In the film, three replicas of famous landscape art are set on fire, and as they burn away, new versions by famous British montage artists Kennard Phillipps are revealed. In the new artworks, the landscape has been transformed by Shell drilling infrastructure, devastating oil spills and explosions.

“Shell could be risking disaster by drilling for oil in Arctic waters in less than six weeks. We made this video to expose that, and show how its plans affect all of us too – because the impact of climate change affects the places we all live in.” – Greenpeace Arctic Campaigner Elena  Polisano

In March the Obama Administration decided to validate Shell’s drilling lease in the Arctic’s Chukchi Sea, so as long as it acquires the right permits, it can start exploratory drilling this July.

But a movement of nearly seven million people is standing up to oppose Shell’s plans. Just over a week ago, ‘kayaktivists’ came together in Seattle for a three-day ‘festival of resistance’ and many more protests are expected in the next few months.

“We sorted through hundreds of photos of oil accidents. We have superimposed these real oil spills onto the American dream and the pristine icebergs of the Arctic.

“The poet Shelley wrote that as artists and writers, ‘we must imagine what we know’. We have tried to imagine through images what we know about oil exploitation. We must imagine what we know about Shell. We know that whatever the consequences to life, they are drilling for one thing – dollars.” – Artist collective KennardPhillipps said.

Climate change is melting the Arctic sea ice at an alarming rate, and this March the Arctic experienced the lowest sea ice maximum ever recorded. As the ice recedes, it becomes easier for oil companies to reach further into the Arctic and extract the vast reserves of oil and gas buried beneath the ocean floor.

But the extreme Arctic conditions, including giant floating ice-bergs and stormy seas, make offshore drilling extremely risky.
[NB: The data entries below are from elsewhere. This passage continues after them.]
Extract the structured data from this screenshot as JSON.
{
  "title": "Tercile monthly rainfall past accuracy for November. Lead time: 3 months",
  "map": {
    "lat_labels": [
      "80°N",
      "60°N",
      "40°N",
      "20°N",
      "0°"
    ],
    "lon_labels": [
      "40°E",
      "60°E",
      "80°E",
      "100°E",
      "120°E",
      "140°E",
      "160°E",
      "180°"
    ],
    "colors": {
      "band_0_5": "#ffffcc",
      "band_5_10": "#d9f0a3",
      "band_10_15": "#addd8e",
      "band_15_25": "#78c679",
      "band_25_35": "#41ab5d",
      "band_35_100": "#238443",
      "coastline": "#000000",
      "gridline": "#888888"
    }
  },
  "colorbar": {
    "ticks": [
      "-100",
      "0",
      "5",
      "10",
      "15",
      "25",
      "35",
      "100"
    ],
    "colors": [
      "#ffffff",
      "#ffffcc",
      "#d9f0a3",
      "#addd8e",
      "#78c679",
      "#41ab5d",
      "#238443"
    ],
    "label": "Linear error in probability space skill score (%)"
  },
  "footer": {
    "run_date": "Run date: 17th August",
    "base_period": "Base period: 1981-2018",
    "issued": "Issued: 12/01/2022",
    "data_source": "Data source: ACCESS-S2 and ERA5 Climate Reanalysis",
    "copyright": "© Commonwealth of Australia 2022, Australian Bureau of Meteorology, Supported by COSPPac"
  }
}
The US administration itself acknowledged a 75 percent chance of a large oil spill over the lifetime of the developed Arctic wells. And scientists say that an oil spill in the Arctic would be impossible to clean up, endangering the Arctic’s unique wildlife.

And earlier this year, researchers concluded Arctic drilling is incompatible with limiting global warming to no more than 2 degrees above pre-industrial levels, a target agreed by most governments.

Shell’s past attempt to drill in the Arctic in 2012 was plagued with multiple operational failings culminating in the running aground of its drilling rig, the Kulluk. Shell will return to the remote Chukchi Sea this summer with the same contractor, Noble Drilling, which pled guilty to eight felonies following its last Arctic venture.

Cassady Craighill

By Cassady Craighill

Cassady is a media officer for Greenpeace USA based on the East Coast. She covers climate change and energy, particularly how both issues relate to the Trump administration.